The first "modern" wedding I went to in China was interesting. This was the second one they had in the bride's hometown, Changsha.
For the most part, it was similar to the reception phase of an American wedding, since they don't do religion here, the "ceremony" took place in the same area as the dinner. It first started with a meet and greet of guests arriving in the lobby of the hotel. After they took their seats, her father gave her away and the groom carried her up to the podium.
They had a little problem-which I was told happens frequently due to people saying they can't come then showing up w/o notice-the restaurant didn't have enough tables and chairs. I knew the students of the bride would be the one's getting the shaft, what surprised me was the amount of "face" the family was saving by having the parents and immediate family of the couple sitting out in the lobby waiting for those who just came for food to leave. There wasn't a guest of honor table like we have in the States.

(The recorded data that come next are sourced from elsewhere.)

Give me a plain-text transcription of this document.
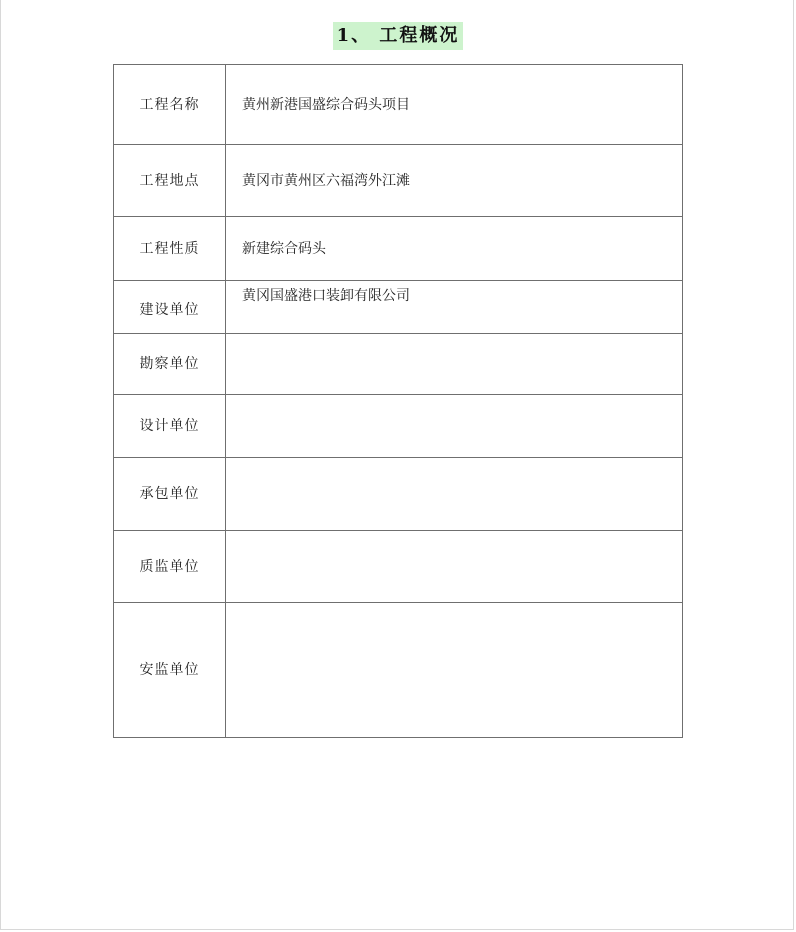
1、 工程概况
工程名称	黄州新港国盛综合码头项目
工程地点	黄冈市黄州区六福湾外江滩
工程性质	新建综合码头
建设单位	黄冈国盛港口装卸有限公司
勘察单位	
设计单位	
承包单位	
质监单位	
安监单位	
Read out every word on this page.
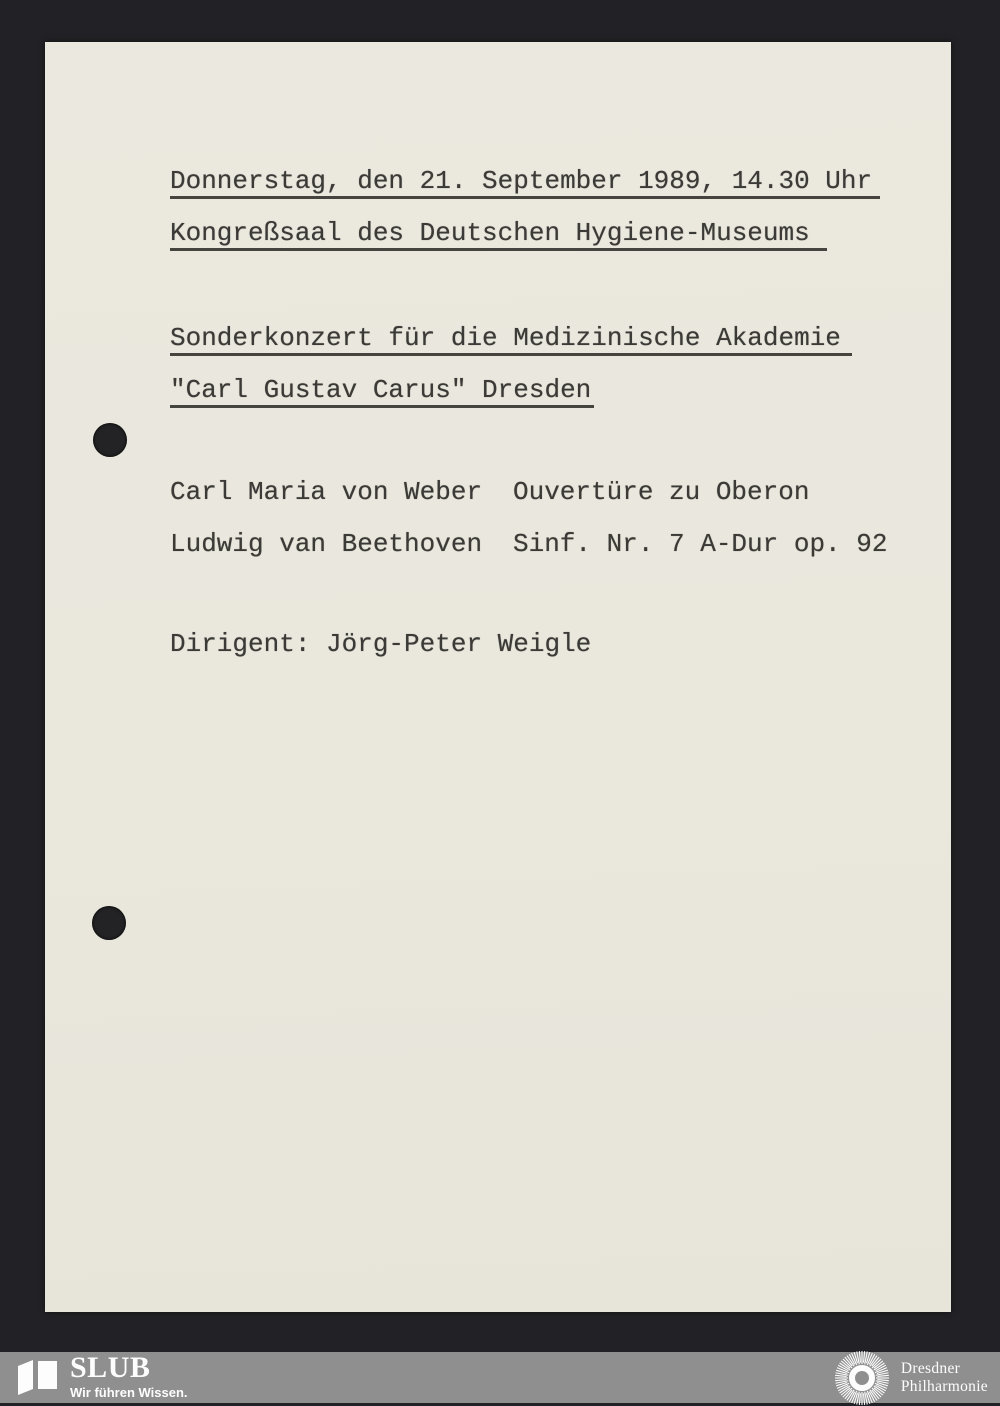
Donnerstag, den 21. September 1989, 14.30 Uhr
Kongreßsaal des Deutschen Hygiene-Museums
Sonderkonzert für die Medizinische Akademie
"Carl Gustav Carus" Dresden
Carl Maria von Weber Ouvertüre zu Oberon
Ludwig van Beethoven Sinf. Nr. 7 A-Dur op. 92
Dirigent: Jörg-Peter Weigle
SLUB
Wir führen Wissen.
Dresdner
Philharmonie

Instead of a justice of the peace or minister, they had an MC who did introductions and talk a little. Apparently, tradition is the MC makes it a little dirty and embarrassing, saying things like the bride having sex with the groom's father and things like that (see reaction pic below).
I-being the only whitey there-was naturally called up to give my view of the differences between a Western and Chinese wedding. The little Chinese I did say, wishing the couple long life, happiness, and kids just absolutely blew the crowd away, and made my Chinese instructor, who was the bride, very happy.
After that, it was rounds of toasts with bai jiu and food, the "youth" afterward went to a karaoke room to extend the fun. They started at one and ended at six.
The next day I was able to take a day trip out to Shaoshan, the hometown of Chairman Mao. It was a great experience after reading about him to actually see the context in which he lived and grew up, giving a fuller picture of the man and his rationale for...for well what he did at least in the first part of his influence.
The area doesn't seemed to have changed much, the only paved road was the one going to the sacred mountain,where legend has it his mom-after loosing two previous childs at birth or soon thereafter-made a pilgrimage (now you can use a ski lift) to give an offering for her next one to be healthy. There were a lot of rice paddies with simple irrigation, racks of meat drying outside in dusty development, folks killing time in front of residences watching tourists in buses go by.
What surprised me the most was his living conditions. Considering this in the context of early 20th century China, he was extremely wealthy. The family supported themselves by brewing wine and selling livestock. The house had about ten rooms, his not too shabby with a desk and covered bed (pic below, which I got illegally, no pictures, but the good ol' *cough* while pressing the bottom shutter on the camera and leaning over to look at an explanation to hide the camera from the Army Officer worked).
Coming from a wealthy family gave him the leisure time to lounge around and discuss revolutionary ideas with comrades, while living in an area with abject poverty balanced his mind and gave him a love for the farmers, which was and still is the real force for change in this country. It also gave him the funds to eat the awesome hong shao rou which I locally tasted *drool*.
I just wish that the tourists who could afford to come here, and the government who built up the immediate area like a shrine for a God, could see what Mao saw as he looked around at the support base for the soon-to-be most powerful country in the world.